I'm trying to use C++20 concepts to enforce an interface on multiple classes (and I do not want to use pure virtual functions). The problem I'm running into seems to be that implicit conversions allow things that should actually break.
I know about explicit
, but it can only be used with ctors and conversion functions.
Let me show some code to illustrate the problem:
#include <concepts>
#include <utility>
// =============================
// Define the interface
template<typename T>
concept ImplementsInterface = requires(T obj, int x)
{
{ obj.func(x) } -> std::same_as<int>;
};
// =============================
// Here is one implementation of the interface
struct B
{
double func(int x) // Note the INCORRECT 'double' return type
{
return x + 5;
}
};
// This DOES produce a compiler error (yay!)
static_assert(ImplementsInterface<B>);
// =============================
// Here is another implementation of the interface
struct C
{
int func(char x) // Note the INCORRECT 'char' argument
{
return x + 6;
}
};
// This DOES NOT produce a compiler error (and I want it to!)

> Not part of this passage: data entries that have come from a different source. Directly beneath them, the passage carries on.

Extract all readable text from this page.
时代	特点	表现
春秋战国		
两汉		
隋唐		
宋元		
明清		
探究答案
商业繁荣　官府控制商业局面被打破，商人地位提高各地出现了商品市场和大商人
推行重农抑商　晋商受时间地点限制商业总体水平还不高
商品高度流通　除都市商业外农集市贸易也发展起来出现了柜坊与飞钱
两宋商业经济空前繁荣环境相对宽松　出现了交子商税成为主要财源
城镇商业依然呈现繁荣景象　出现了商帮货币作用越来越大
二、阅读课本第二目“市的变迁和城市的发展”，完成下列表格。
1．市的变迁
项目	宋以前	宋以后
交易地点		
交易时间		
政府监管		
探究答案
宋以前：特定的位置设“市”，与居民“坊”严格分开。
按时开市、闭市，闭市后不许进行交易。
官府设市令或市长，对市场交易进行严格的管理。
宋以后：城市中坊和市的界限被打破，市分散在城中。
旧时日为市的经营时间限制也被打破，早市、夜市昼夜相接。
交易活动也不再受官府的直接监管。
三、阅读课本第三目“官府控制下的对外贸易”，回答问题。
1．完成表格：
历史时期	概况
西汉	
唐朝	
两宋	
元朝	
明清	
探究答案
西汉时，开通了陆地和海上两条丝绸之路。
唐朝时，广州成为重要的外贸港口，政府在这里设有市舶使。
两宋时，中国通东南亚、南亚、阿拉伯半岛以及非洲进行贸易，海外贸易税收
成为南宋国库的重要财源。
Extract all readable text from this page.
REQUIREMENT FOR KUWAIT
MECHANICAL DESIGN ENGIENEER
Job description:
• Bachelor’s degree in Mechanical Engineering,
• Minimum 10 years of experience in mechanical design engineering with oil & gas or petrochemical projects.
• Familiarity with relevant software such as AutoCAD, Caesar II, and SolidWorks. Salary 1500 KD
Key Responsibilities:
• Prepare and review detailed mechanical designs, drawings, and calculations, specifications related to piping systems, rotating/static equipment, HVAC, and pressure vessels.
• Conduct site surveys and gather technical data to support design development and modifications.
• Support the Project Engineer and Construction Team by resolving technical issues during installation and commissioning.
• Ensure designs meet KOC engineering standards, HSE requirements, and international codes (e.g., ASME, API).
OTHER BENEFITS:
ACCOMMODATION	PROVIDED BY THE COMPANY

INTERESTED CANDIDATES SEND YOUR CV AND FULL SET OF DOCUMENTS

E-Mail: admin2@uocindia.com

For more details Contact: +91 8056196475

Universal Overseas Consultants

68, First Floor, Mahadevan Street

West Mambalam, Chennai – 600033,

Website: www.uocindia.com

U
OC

static_assert(ImplementsInterface<C>);
(Godbolt: https://godbolt.org/z/4sbPhdGhK)
I think C::func(char)
uses implicit conversion from char
->int
and so the compiler does not flag it. How can I prevent that? I want an error in the static_assert
because of the incorrect argument type in C::func()
.
Thanks!
Concepts are based on expressions. An expression within a requires expression is valid if that expression can be evaluated and the evaluation results in a type that fulfills the optionally specified concept.
Implicit conversions are a function of expression evaluation. If an implicit conversion is permitted, then it is considered valid as far as the rules of C++ are concerned. So there isn't a simple way to arbitrarily say "don't do implicit conversions in this expression."
But for your cited specific case however, you can fix it:
// Define the interface
template<typename T>
concept ImplementsInterface = requires(T obj, int x)
{
{ obj.func({x}) } -> std::same_as<int>;
};
The use of {x}
forces the use of list initialization. Specifically copy-list-initialization. And copy-list-initialization will not allow "narrowing" implicit conversions. The conversion of an int
to a char
is known to be able to lose information (depending on the value of the int
), and this isn't allowed in copy-list-initialization.
But this does not work generally; it only works for known lossy conversions involving fundamental types.